Lugovoi was one of two former FSB officers who met with Litvinenko on Nov. 1, and he has denied any involvement in the death.

Yet, even Shvets said that sometimes Litvinenko "had difficulty distinguishing fact from fiction."

Others said they doubted the veracity of many of Litvinenko's claims.

One of Litvinenko's last accusations was that the Putin administration was behind the Oct. 7 killing of crusading journalist Anna Politkovskaya. Proof of this, Litvinenko told an audience at the Frontline press club in London on Oct. 19, were threats from the Kremlin that he said were passed on to Politkovskaya by Irina Khakamada, a former liberal presidential candidate, following Kremlin meetings. Khakamada, however, dismissed Litvinenko's claims as "absurd."

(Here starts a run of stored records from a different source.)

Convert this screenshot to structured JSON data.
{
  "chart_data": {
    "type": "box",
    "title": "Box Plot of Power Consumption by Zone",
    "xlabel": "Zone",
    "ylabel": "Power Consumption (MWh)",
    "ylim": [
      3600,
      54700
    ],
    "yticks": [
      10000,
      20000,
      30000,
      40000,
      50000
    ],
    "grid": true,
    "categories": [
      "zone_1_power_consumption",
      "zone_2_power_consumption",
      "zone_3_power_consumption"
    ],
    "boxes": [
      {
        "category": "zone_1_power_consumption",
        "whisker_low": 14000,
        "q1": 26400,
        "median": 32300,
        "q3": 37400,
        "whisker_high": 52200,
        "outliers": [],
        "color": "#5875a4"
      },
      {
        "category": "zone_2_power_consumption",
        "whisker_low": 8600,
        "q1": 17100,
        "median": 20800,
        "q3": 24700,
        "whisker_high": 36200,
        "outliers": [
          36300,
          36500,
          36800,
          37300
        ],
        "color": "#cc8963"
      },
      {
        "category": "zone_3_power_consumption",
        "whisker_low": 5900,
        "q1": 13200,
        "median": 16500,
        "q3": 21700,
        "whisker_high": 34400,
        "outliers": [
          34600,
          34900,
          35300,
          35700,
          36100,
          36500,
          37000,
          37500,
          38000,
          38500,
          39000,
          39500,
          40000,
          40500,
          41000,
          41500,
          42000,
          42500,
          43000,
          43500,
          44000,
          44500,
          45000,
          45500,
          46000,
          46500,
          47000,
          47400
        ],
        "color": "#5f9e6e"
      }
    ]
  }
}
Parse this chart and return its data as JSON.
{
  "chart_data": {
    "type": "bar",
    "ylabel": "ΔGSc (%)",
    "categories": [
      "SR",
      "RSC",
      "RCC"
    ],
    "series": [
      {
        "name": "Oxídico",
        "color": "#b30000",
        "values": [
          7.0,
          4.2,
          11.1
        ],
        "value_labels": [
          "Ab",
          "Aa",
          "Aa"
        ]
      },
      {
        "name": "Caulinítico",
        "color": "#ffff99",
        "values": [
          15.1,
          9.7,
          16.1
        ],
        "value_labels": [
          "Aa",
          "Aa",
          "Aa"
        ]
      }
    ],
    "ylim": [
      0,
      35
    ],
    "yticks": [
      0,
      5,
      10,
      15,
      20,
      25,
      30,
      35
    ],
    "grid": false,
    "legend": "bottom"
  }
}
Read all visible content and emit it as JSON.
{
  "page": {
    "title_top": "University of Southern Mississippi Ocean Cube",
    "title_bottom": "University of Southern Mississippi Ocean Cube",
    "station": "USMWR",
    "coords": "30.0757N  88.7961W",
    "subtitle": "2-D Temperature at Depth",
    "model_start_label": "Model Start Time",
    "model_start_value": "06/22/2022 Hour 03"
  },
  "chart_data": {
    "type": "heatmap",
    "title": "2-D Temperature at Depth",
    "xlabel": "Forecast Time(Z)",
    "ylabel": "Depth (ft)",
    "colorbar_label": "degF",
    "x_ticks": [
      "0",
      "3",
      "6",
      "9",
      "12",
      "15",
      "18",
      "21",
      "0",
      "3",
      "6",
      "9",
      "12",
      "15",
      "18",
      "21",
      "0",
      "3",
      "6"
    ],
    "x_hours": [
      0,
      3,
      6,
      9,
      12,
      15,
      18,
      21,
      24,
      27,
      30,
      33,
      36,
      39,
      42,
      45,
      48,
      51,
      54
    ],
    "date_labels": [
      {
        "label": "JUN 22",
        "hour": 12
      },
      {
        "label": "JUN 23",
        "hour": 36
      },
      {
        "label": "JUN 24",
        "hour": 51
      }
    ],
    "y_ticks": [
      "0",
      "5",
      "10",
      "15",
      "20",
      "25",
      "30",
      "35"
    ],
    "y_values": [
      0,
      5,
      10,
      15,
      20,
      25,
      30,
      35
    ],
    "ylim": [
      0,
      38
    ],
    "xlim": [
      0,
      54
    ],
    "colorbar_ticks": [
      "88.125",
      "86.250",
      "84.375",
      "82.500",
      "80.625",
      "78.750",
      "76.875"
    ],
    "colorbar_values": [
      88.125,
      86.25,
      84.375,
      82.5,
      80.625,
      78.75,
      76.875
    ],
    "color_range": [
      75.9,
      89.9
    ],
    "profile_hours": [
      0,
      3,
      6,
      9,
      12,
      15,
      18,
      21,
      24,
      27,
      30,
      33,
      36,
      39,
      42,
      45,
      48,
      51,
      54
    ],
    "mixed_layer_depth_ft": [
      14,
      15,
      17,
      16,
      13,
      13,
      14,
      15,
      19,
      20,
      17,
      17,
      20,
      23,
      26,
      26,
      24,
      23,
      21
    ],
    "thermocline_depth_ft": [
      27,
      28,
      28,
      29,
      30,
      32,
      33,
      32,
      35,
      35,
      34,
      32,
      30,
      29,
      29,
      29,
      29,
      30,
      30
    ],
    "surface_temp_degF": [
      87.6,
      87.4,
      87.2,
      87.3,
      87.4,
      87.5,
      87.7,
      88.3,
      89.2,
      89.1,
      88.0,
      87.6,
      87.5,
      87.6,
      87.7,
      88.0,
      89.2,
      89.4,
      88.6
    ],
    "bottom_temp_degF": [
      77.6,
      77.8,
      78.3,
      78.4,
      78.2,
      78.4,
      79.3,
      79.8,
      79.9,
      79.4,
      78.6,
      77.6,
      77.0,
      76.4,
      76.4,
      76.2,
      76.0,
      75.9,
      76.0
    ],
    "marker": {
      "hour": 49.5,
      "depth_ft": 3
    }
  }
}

Far more likely, according to some of Litvinenko's friends and associates, was that he had stumbled into a spider's web of oligarchs, organized crime and Kremlin agents.

"This is a continuation of the Cold War, but there's a big difference," Goldfarb said. "No. 1 is that back in those days, nothing could happen without the explicit permission of the Politburo. Today, that has fractured, so you can come up with many different scenarios."